All the industries deal with the Big data that is a large amount of data and Hive is a tool that is used for the analysis of this Big Data. Apache Hive is a tool where the data is stored for analysis and querying. This cheat sheet guides you through the basic concepts and commands required to start with it.

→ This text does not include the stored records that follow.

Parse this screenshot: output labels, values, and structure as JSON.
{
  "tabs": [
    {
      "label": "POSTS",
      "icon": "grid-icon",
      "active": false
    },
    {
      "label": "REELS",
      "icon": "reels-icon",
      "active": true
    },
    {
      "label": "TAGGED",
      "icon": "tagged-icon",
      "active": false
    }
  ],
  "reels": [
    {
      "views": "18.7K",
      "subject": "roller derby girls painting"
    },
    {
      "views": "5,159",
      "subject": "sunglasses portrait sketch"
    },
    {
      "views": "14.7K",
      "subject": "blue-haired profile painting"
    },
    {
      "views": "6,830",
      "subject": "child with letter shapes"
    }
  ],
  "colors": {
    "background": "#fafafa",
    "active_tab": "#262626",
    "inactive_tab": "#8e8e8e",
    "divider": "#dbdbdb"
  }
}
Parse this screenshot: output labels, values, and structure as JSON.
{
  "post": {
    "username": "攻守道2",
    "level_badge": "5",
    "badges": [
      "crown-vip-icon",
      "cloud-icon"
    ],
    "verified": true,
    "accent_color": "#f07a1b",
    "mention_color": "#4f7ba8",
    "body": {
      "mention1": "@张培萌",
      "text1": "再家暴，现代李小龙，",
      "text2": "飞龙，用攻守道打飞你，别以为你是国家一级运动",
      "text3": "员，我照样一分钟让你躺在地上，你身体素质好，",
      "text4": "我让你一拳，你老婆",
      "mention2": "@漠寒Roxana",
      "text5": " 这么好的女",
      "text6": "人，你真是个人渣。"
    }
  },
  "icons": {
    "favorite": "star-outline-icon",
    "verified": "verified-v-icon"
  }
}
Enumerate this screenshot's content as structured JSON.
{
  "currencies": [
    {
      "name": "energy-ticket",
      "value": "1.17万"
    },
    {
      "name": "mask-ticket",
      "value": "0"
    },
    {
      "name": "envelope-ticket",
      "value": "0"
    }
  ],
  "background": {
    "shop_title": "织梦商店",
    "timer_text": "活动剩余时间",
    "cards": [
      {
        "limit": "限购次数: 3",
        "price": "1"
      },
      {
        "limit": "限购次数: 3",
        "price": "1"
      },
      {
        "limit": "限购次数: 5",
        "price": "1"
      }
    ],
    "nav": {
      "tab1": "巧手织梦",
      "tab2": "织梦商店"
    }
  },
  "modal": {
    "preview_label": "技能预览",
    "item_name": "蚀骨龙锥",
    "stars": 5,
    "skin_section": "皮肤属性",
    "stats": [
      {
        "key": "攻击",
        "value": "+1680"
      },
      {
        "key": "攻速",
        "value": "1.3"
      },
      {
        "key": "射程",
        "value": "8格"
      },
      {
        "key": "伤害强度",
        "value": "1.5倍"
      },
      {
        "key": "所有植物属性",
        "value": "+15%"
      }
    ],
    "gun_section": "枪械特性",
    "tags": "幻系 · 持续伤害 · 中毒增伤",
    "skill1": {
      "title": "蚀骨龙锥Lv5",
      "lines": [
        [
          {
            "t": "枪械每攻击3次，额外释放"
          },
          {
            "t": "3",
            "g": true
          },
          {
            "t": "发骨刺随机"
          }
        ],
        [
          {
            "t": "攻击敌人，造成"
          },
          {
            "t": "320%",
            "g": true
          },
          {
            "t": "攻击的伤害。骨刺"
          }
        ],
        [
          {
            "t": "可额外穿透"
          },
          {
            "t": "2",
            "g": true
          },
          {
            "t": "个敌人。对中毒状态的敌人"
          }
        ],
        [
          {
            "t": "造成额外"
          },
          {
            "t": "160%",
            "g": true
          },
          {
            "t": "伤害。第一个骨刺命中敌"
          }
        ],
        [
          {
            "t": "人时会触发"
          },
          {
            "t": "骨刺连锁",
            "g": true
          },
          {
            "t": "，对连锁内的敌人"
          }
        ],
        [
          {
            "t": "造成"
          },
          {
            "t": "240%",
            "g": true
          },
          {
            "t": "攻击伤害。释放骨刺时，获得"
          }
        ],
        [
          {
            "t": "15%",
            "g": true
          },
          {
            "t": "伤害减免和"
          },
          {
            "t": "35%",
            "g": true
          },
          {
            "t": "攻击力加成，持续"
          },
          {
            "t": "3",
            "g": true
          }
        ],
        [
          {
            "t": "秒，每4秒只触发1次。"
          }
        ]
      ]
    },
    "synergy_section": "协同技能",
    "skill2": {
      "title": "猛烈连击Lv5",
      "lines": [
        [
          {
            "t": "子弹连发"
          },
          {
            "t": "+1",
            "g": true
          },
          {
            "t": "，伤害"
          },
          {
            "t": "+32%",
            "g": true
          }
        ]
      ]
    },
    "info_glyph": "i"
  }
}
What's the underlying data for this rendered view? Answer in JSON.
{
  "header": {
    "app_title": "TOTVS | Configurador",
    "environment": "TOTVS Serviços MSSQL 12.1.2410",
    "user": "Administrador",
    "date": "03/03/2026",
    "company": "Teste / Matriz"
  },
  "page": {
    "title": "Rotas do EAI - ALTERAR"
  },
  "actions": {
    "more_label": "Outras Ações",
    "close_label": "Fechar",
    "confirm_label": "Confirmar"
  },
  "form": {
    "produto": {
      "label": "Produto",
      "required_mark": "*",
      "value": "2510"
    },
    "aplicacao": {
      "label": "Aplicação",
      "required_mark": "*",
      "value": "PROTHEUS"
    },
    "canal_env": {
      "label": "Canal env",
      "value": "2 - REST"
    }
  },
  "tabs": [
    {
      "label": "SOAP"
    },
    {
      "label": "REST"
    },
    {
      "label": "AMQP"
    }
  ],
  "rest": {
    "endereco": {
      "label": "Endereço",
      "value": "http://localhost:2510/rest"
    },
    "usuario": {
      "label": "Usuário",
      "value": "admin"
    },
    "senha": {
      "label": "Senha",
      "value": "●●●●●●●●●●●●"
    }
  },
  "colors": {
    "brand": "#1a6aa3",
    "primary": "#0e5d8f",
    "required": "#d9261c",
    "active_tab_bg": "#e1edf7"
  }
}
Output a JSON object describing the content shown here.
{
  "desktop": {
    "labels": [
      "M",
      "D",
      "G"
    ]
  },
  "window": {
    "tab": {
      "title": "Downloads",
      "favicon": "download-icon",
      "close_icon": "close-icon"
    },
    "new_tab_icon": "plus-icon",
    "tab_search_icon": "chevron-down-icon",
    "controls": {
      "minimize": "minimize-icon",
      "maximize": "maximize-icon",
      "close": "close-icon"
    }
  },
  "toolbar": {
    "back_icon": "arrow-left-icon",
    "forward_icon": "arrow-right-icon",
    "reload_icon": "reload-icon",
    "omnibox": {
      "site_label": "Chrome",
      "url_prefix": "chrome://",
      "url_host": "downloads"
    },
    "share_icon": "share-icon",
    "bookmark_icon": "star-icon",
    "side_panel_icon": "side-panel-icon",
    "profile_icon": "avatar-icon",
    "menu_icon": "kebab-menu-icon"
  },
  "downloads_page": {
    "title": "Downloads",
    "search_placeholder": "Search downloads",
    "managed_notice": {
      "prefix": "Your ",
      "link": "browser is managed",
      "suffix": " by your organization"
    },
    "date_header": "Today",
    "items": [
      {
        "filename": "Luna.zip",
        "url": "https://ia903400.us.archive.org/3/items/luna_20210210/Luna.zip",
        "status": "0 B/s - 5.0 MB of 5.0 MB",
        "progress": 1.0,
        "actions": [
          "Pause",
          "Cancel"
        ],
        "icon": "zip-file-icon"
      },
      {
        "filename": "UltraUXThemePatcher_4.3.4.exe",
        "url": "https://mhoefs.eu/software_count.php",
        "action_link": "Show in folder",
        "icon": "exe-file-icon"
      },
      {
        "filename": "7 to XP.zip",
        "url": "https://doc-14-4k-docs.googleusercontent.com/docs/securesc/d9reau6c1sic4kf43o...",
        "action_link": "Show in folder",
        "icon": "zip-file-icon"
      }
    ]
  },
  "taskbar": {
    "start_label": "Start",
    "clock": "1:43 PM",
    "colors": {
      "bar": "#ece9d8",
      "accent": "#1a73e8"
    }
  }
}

You can also download the printable PDF of this Apache Hive cheat sheet

Hive Cheat Sheet

 

This Apache Hive cheat sheet will guide you to the basics of Hive which will be helpful for beginners and also for those who want to take a quick look at the important topics of Hive
Further, if you want to learn Apache Hive in-depth, you can refer to the tutorial blog on Hive.

 

Hive cheat sheet

 

Apache Hive: It is a data warehouse infrastructure based on Hadoop framework which is perfectly suitable for data summarization, analysis, and querying. It uses an SQL like language called HQL (Hive Query Language)
HQL: It is a query language used to write the custom map-reduce framework in Hive to perform more sophisticated analysis of the data
Table: The table in the hive is a table that contains logically stored data

 

Components of Hive:

  • Meta store: Meta store is where the schemas of the Hive tables are stored, it stores the information about the tables and partitions that are in the warehouse.
  • SerDe: Serializer, Deserializer which gives instructions to hive on how to process records

 

Hive interfaces:

  • Hive interfaces include WEB UI
  • Hive command line
  • HD insight (windows server)

 

Hive Function Meta commands:

  • Show functions: Lists Hive functions and operators
  • Describe function [function name]: Displays short description of the particular function
  • Describe function extended [function name]: Displays extended description of the particular function

 

Grab high-paying Big Data jobs with these Big Data Engineer Interview Questions!

Types of Hive Functions:

  • UDF (User-defined Functions): It is a function that fetches one or more columns from a row as arguments and returns a single value
  • UDTF (User-defined Tabular Functions): This function is used to produce multiple columns or rows of output by taking zero or more inputs
  • Macros: It is a function that uses other Hive functions

 

User defined aggregate functions: A user defined function that takes multiple rows or columns and returns the aggregation of the data
User defined table generating functions: A function that takes a column from a single record and splitting it into multiple rows
Indexes: Indexes are created to the speedy access to columns in the database

Syntax: Create index <INDEX_NAME> on table <TABLE_NAME>

Get 100% Hike!

Master Most in Demand Skills Now!


Thrift: A thrift service is used to provide remote access from other processors
Meta store: This is a service that stores the metadata information such as table schemas
Hcatalog: It is a metadata and table management system for the Hadoop platform which enables the storage of data in any format.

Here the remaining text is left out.